When you’re in Hollywood and you’re a comedian, everybody wants you to do other things that are related to comedy, but are not stand-up comedy. ‘All right, you’re a stand-up comedian, can you write us a script?’ That’s not fair. That’s like if I worked hard all my life to become a really good chef, they’d say, ‘OK, you’re a chef. Can you farm?’
This is a less severe version of the Peter Principle.
But it's not just comedians, Software Development has a whole host of secondary tasks that are related, sometimes closely, sometimes not so closely, that need to be taken care of. I've found myself in a secondary task day the last few days.
- New client conference call
- Functional Specification examination and inquiry
- Task list creation and time estimates
- Talking to a hosting company about plan upgrades
- Researching a fix for PCI non-compliance issue
- Researching why in the hell IIS6 wouldn't serve .aspx pages (Web Service Extension wasn't permitted)
- Fighting with a dev environment to get an application running to test whether or not a PCI Compliance fix would break the application
- Taking a break from fighting with the maddening server to write a blog post
These secondary tasks are all necessary, some are enjoyable (blogging), some I'm surprisingly skilled at (research, talking), some make me feel completely out of my element (time estimates, server configuration). In the landmark The Law of Leaky Abstractions and the follow up The Development Abstraction, Joel writes
Any successful software company is going to consist of a thin layer of developers, creating software, spread across the top of a big abstract administrative organization. The abstraction exists solely to create the illusion that the daily activities of a programmer (design and writing code, checking in code, debugging, etc.) are all that it takes to create software products and bring them to market.
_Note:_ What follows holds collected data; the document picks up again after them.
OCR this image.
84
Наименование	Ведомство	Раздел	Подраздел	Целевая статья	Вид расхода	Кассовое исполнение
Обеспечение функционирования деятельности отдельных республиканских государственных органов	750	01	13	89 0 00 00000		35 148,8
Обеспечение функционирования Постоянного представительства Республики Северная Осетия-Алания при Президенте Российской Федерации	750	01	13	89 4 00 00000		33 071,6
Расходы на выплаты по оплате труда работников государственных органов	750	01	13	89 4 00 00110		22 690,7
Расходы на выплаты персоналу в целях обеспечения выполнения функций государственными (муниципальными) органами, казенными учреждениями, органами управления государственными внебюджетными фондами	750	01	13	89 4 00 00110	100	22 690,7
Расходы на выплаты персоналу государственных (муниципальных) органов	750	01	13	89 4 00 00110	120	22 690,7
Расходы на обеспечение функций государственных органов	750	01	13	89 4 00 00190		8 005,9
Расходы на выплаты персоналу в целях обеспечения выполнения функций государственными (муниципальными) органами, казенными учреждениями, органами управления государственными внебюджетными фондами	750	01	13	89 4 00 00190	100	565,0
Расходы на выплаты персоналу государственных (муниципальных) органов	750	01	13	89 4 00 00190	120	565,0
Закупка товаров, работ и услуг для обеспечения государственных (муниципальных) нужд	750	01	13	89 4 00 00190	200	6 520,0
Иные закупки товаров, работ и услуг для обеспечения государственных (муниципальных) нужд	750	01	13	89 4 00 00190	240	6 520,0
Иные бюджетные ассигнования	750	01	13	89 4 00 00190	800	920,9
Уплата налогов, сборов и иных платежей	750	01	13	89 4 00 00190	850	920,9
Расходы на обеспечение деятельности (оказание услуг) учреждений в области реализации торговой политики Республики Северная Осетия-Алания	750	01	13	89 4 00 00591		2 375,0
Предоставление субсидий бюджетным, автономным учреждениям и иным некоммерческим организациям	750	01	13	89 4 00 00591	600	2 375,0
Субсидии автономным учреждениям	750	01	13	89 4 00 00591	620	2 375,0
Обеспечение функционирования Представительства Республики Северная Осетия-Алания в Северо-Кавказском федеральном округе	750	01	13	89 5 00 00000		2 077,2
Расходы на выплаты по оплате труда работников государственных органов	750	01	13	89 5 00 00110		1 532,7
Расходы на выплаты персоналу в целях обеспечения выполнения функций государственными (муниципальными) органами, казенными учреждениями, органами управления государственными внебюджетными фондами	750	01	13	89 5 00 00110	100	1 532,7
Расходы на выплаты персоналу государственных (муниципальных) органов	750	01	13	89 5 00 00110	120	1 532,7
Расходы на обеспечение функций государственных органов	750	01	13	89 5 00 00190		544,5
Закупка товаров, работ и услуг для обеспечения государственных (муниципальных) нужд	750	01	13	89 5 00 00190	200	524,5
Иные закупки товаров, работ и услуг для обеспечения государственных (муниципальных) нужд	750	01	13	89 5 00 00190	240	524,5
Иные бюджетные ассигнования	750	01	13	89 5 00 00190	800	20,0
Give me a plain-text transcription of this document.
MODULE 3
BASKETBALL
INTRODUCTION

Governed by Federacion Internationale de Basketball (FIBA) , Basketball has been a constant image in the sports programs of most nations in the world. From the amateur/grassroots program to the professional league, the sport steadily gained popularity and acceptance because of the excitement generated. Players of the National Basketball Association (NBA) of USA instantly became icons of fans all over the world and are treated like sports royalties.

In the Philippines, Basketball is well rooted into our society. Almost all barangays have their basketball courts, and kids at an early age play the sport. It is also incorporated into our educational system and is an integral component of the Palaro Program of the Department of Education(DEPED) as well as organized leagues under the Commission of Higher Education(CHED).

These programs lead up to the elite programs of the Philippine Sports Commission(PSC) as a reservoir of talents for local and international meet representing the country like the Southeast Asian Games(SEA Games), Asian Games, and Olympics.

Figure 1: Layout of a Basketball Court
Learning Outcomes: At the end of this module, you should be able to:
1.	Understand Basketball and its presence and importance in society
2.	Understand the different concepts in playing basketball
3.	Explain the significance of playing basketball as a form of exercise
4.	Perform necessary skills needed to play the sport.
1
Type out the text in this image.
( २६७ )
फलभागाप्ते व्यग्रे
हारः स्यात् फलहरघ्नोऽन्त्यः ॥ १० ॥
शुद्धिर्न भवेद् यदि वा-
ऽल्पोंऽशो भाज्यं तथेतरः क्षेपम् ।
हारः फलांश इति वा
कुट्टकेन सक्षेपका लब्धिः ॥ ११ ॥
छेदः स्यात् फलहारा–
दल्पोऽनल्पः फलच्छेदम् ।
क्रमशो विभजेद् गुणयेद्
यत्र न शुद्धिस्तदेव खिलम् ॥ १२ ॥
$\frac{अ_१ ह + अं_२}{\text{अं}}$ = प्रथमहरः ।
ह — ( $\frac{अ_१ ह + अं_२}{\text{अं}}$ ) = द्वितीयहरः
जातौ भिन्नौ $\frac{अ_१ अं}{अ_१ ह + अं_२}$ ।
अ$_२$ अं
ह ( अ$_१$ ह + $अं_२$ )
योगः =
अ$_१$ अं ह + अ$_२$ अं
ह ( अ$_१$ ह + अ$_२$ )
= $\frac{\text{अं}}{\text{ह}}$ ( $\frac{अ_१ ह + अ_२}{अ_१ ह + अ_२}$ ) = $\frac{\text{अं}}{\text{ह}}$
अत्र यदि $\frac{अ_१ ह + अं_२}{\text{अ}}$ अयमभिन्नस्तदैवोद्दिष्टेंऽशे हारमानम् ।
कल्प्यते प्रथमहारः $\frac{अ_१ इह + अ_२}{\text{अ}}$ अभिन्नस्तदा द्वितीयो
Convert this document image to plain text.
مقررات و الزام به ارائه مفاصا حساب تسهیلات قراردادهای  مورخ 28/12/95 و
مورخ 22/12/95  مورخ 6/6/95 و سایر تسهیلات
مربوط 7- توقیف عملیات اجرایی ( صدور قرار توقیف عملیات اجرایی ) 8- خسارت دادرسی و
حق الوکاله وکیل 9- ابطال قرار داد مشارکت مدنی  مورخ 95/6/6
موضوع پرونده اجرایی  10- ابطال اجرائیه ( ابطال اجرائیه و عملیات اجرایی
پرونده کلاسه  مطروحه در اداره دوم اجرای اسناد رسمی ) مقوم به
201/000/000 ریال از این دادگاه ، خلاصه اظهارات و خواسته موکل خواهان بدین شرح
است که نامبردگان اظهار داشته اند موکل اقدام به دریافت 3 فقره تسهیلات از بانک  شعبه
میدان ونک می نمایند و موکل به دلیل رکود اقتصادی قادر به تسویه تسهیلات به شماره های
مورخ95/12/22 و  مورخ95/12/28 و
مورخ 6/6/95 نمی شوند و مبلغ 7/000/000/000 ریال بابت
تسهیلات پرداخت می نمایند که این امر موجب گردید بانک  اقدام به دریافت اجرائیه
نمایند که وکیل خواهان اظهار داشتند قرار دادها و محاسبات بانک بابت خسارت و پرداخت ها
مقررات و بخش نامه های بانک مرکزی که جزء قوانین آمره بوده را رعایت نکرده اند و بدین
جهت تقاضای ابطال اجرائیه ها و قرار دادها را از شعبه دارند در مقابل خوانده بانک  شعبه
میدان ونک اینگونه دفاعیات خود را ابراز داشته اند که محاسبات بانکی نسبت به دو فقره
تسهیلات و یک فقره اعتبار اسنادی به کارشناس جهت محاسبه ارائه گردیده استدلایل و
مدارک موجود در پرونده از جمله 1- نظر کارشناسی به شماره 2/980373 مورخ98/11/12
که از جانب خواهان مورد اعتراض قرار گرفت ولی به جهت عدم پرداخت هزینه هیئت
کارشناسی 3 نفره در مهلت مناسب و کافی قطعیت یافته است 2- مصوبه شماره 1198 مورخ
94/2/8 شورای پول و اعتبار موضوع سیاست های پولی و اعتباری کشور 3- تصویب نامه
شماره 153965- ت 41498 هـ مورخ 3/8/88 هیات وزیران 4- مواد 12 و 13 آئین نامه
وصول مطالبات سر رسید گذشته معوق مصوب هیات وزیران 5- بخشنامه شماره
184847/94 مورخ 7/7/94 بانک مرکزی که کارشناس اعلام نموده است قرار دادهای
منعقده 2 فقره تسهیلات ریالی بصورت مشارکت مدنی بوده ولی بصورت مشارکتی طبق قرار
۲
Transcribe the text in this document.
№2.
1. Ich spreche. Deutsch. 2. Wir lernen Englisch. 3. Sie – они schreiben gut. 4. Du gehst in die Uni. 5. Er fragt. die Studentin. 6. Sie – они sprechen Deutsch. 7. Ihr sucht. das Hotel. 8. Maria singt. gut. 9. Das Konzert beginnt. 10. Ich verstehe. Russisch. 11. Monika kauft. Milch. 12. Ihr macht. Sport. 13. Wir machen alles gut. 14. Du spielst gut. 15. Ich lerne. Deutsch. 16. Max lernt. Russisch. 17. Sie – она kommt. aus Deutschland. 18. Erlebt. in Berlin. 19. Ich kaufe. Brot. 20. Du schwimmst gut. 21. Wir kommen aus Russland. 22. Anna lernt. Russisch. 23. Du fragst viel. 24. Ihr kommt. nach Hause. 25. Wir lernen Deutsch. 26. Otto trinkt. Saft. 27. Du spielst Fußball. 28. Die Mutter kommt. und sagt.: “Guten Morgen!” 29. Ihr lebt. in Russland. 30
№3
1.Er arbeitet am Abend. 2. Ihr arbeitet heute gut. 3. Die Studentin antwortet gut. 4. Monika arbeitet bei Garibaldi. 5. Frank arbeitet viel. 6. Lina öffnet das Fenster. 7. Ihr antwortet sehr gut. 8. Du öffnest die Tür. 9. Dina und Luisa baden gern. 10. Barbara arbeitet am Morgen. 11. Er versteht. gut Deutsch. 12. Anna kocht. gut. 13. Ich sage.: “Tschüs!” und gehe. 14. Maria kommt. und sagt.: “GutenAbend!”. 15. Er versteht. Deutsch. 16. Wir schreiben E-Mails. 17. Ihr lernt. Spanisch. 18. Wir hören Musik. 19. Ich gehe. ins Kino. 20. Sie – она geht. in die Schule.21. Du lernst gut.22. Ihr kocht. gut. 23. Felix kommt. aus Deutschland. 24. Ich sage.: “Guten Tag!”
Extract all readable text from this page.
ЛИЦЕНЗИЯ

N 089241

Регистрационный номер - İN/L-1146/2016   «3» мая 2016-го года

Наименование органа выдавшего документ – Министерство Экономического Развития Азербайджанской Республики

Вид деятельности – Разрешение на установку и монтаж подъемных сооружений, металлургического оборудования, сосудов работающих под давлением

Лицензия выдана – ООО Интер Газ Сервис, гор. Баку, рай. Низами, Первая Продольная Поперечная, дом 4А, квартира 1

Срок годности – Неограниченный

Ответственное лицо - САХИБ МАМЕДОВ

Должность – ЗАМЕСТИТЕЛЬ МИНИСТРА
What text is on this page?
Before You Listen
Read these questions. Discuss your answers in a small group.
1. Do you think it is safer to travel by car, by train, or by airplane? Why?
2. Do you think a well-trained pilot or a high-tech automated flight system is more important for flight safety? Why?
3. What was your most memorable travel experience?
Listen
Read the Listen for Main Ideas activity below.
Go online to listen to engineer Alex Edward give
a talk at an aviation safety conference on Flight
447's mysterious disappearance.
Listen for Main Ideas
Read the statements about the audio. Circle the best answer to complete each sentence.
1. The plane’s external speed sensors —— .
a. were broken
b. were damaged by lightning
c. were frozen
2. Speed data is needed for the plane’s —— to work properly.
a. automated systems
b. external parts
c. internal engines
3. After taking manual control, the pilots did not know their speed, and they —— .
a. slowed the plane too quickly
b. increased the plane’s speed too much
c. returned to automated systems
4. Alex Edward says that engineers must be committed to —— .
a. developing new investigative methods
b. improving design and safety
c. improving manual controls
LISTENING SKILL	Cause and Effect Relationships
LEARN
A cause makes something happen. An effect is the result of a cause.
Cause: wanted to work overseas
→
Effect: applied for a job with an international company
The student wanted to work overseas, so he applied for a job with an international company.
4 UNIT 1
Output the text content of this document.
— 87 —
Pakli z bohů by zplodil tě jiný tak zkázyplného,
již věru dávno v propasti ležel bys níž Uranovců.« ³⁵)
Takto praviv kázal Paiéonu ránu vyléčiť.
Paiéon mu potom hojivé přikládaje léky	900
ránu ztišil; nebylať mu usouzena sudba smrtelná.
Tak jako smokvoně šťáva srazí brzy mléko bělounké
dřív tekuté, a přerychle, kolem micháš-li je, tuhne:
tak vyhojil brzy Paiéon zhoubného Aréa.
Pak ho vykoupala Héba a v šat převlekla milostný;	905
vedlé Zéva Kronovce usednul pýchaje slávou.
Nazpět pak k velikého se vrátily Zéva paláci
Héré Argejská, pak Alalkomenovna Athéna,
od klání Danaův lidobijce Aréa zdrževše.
Its not that I don't want to perform these secondary tasks, or that I'm not good at them, it's just that I'm much more productive at coding. My brain is set up for it, ask anyone that knows me, I think about life as one big program, I examine my emotions based off of function arguments, I turn situations into class hierarchies, it's just how my brain works. Programming makes sense to me, I feel at home there, I feel warm and cuddly wrapped in curly braces, and I work really well there.
These secondary tasks, related tasks, need to get done, and because of my availability I'm the one to do them. It's good to learn new things, but also scary and uncomfortable and frustrating.
I don't know if there is a point to writing this, it started off as a rant against feeling forced to waste my time and skills on tasks that I don't feel comfortable doing, but it hasn't ended there. It hasn't really ended anywhere, it's a reality, so I'll deal.
All I know is that right now the abstraction is leaking and getting my clothes wet, I long to wrap myself in comfy curly braces by a warm fire and feel like I know what I'm doing again.